AfD: Erhöhung der Abgeordnetenentschädigung nur per Gesetz
Berlin: (hib/VOM) Die automatische jährliche Anpassung der Abgeordnetenentschädigung zum 1. Juli soll nach dem Willen der AfD-Fraktion gestrichen werden. In einem entsprechenden Gesetzentwurf (21/331), der eine Änderung des Abgeordnetengesetzes vorsieht, verlangt die Fraktion ein „ordentliches Gesetzgebungsverfahren, das die Beteiligung der Bürger und die öffentliche Kontrolle sicherstellt“. Der Gesetzentwurf soll am Donnerstag in erster Lesung im Bundestag beraten und anschließend an den Geschäftsordnungsausschuss überwiesen werden.

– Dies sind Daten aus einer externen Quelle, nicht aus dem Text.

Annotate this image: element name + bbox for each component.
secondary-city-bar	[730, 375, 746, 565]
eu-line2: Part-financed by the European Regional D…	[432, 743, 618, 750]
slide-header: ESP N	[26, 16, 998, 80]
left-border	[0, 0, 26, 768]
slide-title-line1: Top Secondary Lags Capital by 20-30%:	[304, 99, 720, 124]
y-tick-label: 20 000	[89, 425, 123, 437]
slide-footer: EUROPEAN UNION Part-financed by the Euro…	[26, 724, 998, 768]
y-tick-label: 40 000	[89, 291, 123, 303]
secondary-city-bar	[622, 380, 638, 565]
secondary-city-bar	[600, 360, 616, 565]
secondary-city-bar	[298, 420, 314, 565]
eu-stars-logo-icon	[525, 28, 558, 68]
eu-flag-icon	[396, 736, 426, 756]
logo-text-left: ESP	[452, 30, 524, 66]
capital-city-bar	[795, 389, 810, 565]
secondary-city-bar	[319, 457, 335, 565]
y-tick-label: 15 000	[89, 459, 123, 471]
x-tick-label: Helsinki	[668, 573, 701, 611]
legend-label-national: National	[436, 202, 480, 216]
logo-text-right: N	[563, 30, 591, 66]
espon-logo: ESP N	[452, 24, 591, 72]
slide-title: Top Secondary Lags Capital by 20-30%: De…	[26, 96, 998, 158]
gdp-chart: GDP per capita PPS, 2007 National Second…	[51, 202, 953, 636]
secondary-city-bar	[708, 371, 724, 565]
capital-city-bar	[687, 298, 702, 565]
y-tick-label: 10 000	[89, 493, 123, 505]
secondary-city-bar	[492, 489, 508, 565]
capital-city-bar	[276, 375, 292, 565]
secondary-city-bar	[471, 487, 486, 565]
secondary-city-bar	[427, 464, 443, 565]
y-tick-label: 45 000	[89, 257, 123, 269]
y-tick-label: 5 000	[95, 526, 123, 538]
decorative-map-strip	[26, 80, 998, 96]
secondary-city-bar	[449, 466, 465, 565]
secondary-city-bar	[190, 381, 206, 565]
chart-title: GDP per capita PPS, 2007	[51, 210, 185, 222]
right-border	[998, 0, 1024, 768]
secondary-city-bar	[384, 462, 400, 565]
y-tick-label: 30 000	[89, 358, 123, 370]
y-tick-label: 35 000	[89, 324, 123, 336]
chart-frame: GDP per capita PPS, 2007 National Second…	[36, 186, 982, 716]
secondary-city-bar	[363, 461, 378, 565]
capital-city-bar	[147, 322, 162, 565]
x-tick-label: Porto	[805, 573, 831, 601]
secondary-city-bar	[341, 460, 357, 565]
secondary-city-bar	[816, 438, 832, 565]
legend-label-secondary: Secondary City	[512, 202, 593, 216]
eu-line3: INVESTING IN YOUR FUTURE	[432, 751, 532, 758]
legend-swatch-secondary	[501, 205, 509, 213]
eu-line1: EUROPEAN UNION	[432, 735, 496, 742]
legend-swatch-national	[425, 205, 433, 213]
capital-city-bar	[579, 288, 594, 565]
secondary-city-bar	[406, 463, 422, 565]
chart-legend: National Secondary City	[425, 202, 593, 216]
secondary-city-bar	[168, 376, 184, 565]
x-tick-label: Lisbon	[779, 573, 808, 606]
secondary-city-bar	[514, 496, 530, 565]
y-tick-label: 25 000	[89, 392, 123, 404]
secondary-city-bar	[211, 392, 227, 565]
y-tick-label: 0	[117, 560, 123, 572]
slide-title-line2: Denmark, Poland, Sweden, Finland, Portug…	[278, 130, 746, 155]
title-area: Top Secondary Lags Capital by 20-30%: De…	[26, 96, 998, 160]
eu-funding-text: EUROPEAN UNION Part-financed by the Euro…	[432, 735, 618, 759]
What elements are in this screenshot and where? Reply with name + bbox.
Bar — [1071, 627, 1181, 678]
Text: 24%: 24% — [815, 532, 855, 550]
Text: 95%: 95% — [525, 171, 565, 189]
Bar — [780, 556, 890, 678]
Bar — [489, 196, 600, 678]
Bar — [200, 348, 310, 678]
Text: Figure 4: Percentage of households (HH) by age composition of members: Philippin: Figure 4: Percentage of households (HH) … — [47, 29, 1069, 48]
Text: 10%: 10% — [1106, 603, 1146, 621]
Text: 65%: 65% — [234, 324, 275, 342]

Die Abgeordneten verweisen darauf, dass die sogenannte Steigerungsrate der Abgeordnetenentschädigung nach geltendem Recht durch einen Nominallohnindex des Statistischen Bundesamtes errechnet und anschließend in einer Bundestagsdrucksache verkündet wird. Demokratisch gewählte Abgeordnete müssen sich aus Sicht der Fraktion „in besonderem Maße für ihre Entscheidungen vor der Öffentlichkeit rechtfertigen“. Dies gelte vor allem für Gesetze, in denen die Bezüge und das Einkommen der Abgeordneten geregelt werden. In diesen Gesetzen „in eigener Sache“ fehlt nach Ansicht der AfD-Fraktion „jegliche direkte Kontrolle, die eine unangemessene Alimentierung verhindern könnte“. Nur die Öffentlichkeit des Gesetzgebungsverfahrens sichere die Mitwirkung der Bürger an der politischen Entscheidungsfindung und damit die öffentliche Kontrolle „solch sensibler Gesetzgebungsverfahren“.